Chéjov hace uso del recurso clásico del teatro dentro del
teatro, e incluye en La gaviota la representación de un monólogo
de Trepliov, un desvarío verbal, un desfiguro, no una recreación,
sino una parodia del lenguaje simbolista. Si la simpatía de Chéjov
por aquel joven simbolista y su triste destino se hace evidente del principio
al fin de la obra, también es cierto que su actividad literaria
está tratada con ligero desdén. En el centro del primer acto
de La gaviota se incluye un fragmento de aquel monólogo.
Una bella aspirante a actriz encarna al "Alma-Total-del-Universo", quien
se goza en informarnos que todos lo seres vivos se han extinguido desde
hace varios miles de años y la Tierra no ha logrado engendrar ninguna
nueva especie. El Alma Total del Universo abre la boca sólo cada
cien años para revelar la lucha incesante que libra desde siglos
atrás contra el Demonio, el Rey de la Materia. Está convencida
de que llegará el día en que logrará derrotarlo. "Después
de un combate cruel y encarnizado –exclama el Alma– que podrá abarcar
milenios llegaré a conquistar el principio de la Fuerza Material.
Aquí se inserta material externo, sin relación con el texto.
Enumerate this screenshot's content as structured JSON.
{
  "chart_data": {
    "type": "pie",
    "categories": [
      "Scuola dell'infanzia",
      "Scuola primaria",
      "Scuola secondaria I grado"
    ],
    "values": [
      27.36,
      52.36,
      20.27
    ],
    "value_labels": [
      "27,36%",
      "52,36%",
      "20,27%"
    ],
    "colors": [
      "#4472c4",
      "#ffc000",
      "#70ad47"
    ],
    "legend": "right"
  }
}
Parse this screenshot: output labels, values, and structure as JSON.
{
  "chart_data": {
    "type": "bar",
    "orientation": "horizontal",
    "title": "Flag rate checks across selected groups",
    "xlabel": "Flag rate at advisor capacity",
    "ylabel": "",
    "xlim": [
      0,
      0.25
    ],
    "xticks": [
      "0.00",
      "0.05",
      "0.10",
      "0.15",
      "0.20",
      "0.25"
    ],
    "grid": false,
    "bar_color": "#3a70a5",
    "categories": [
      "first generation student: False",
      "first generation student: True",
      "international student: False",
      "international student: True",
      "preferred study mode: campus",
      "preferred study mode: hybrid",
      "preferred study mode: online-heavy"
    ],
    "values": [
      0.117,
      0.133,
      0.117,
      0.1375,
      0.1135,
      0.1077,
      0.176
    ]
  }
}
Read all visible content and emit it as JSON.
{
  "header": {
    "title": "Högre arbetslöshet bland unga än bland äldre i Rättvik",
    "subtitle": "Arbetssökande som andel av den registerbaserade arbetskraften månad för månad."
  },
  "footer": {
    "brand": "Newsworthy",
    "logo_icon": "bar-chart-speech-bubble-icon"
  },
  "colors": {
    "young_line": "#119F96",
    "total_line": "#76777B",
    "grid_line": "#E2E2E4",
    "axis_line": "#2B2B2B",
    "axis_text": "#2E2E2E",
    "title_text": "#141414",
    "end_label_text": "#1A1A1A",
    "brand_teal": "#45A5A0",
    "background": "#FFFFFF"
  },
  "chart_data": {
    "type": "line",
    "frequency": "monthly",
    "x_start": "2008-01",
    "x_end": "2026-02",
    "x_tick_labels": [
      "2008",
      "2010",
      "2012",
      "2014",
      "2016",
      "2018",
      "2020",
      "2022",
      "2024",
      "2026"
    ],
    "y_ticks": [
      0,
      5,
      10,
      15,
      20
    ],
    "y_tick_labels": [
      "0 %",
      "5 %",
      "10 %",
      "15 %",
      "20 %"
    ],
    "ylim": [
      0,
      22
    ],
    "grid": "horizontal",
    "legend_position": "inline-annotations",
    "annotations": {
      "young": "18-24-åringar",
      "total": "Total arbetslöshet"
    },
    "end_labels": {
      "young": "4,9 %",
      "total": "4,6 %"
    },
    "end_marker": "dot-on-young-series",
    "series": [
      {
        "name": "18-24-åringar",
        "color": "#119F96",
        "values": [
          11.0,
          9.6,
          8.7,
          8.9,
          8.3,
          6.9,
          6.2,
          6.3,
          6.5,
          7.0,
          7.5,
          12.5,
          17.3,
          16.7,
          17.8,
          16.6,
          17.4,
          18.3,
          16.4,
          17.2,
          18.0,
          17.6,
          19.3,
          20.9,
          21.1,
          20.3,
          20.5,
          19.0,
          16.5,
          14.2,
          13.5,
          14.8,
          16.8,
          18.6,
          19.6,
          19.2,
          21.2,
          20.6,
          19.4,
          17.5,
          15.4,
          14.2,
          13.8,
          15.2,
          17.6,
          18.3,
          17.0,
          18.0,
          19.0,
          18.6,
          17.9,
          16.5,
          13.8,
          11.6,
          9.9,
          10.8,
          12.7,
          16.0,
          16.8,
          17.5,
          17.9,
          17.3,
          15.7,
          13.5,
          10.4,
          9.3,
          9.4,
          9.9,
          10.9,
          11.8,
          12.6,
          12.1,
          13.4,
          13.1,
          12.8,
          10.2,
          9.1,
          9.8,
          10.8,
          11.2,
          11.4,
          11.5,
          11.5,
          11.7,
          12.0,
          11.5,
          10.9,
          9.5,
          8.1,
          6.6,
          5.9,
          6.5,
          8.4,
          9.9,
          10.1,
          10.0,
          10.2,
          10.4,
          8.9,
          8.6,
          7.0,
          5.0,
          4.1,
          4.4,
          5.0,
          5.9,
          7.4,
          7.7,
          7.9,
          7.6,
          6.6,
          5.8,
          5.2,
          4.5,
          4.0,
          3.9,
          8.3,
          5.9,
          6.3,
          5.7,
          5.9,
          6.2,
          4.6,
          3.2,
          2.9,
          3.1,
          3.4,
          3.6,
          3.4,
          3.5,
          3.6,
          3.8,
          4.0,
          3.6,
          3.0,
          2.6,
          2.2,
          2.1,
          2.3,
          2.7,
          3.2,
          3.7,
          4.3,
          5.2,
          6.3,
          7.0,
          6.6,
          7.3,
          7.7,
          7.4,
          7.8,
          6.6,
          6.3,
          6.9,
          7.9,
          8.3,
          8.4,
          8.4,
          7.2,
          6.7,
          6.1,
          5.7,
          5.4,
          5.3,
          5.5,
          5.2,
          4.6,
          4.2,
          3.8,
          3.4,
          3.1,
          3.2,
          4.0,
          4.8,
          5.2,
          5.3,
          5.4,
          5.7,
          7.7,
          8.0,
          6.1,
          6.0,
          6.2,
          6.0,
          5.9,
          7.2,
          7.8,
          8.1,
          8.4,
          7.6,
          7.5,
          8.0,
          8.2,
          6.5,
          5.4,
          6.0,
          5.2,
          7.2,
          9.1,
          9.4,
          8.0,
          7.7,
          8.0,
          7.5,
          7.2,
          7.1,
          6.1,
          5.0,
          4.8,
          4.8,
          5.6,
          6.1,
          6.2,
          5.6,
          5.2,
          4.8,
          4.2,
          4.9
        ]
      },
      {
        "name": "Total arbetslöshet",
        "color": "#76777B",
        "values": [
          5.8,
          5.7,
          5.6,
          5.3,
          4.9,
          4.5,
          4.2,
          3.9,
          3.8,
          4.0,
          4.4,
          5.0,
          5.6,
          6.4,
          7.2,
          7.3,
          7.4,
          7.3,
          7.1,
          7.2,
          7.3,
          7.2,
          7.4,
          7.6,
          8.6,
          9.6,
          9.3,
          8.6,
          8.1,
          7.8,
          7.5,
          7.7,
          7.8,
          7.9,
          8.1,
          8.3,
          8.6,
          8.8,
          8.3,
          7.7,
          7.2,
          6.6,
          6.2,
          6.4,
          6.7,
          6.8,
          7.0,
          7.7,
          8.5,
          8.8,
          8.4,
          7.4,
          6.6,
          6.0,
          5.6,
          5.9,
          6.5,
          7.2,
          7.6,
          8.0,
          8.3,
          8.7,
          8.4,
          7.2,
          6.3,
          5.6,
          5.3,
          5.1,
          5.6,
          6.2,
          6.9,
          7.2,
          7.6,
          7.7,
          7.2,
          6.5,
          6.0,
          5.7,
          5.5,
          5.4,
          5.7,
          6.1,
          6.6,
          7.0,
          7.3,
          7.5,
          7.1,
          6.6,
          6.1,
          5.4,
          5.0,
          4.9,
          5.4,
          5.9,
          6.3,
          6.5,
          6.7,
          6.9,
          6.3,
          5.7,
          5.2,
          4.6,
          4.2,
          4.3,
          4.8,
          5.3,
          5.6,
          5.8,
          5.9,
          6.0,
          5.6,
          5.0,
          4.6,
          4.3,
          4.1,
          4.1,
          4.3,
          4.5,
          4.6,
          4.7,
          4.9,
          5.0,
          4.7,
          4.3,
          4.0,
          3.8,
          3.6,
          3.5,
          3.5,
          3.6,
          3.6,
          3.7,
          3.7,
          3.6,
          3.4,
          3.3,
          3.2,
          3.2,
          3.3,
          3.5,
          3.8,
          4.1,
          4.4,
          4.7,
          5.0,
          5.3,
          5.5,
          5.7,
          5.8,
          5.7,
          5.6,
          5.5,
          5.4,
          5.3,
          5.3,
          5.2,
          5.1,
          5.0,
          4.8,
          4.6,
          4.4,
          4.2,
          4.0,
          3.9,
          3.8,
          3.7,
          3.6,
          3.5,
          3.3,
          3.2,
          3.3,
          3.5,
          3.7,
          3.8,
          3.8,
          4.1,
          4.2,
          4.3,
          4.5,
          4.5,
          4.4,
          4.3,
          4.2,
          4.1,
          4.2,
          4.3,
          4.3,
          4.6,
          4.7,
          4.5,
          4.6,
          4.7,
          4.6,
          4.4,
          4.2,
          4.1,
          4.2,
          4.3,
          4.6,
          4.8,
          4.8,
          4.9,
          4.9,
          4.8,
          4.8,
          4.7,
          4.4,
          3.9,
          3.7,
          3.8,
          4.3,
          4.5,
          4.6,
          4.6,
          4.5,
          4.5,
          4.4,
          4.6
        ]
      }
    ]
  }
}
Materia y espíritu podrán fundirse entonces en maravillosa
armonía, la tierra volverá a poblarse y advendrá el
Reino de la Libertad Universal." El monólogo, como lo habrá
advertido el lector, es farragoso, ingenuo y ramplón. El uso constante
de abstracciones, el menosprecio hacia los seres reales y sus minúsculo
problemas, la búsqueda del infinito corresponden a la noción
que Chéjov tenía de la literatura simbolista. Es bien sabido
que detestaba el romanticismo y desconfiaba de aquella nueva escuela que
comenzaba a florecer en Rusia. Veía en los simbolistas una nueva
encarnación de los románticos. Los simbolistas no le perdonaron
a Chéjov aquella parodia. Lo consideraban un pequeño escritor
costumbrista. Él, por su parte, se concebía como un escritor
realista. Palabras como "realismo" y "realista" pasan ahora por una fase
de desprestigio, se aplican con cautela o más bien con desdén.
Dejan una sensación de imprecisión y exhalan un aroma de
vulgaridad. Víctor Sklovski, en una conversación con Serena
Vitali, declaraba antes de morir: "La verdad es que nunca he logrado entender
qué significa el término realista, y no me refiero sólo
al realismo socialista, sino al realismo a secas. ¡Una denominación
banal que en literatura no significa nada!"
Para entendernos, cuando Chéjov
se definía como un escritor realista lo hacía con la misma
tranquila convicción con que Tolstoi y Dostoievski aceptaban el
término. Para ellos y sus contemporáneos el adjetivo tenía
un sentido preciso. Sin duda Chéjov se sorprendería al advertir
que no hay un solo ensayo importante que no se detenga en mostrar la inmensa
carga simbólica de su obra. La gaviota, donde parodió
esa corriente, es quizás el más simbolista –¡lo es
desde el título!– de sus dramas.
Aunque Chéjov considerara
que su literatura se inscribía en la tradición realista rusa,
era consciente de las diferencias fundamentales existentes en su obra y
la de sus predecesores y contemporáneos. Sus búsquedas y
propósitos no podían ser más disímiles. El
aliento épico de Tolstoi, la exaltación espiritual de Dostoievski,
el patetismo de Andreiev, le eran visceralmente ajenos. Su obra marca no
sólo el fin de un periodo literario, también clausura un
mundo histórico. Se trata, como lo ha visto con exactitud Vittorio
Strada, de un escritor en transición situado entre dos mundos. La
originalidad de Chéjov desconcertó a sus contemporáneos
y en su primera época resultó verdaderamente incomprensible.
"Aún en nuestros días –añade el crítico italiano–
sigue siendo el escritor más difícil de la literatura rusa,
puesto que bajo un máximo de aparente transparencia se oculta un
núcleo cerrado que escapa a toda formulación crítica."
Una modalidad del relato chejoviano
es su fragmentación, a veces su pulverización. No se trata
de un capricho. Es la respuesta formal a una de sus inquietudes fundamentales.
El mundo de Chéjov parece girar en torno a un eje: la incomunicación.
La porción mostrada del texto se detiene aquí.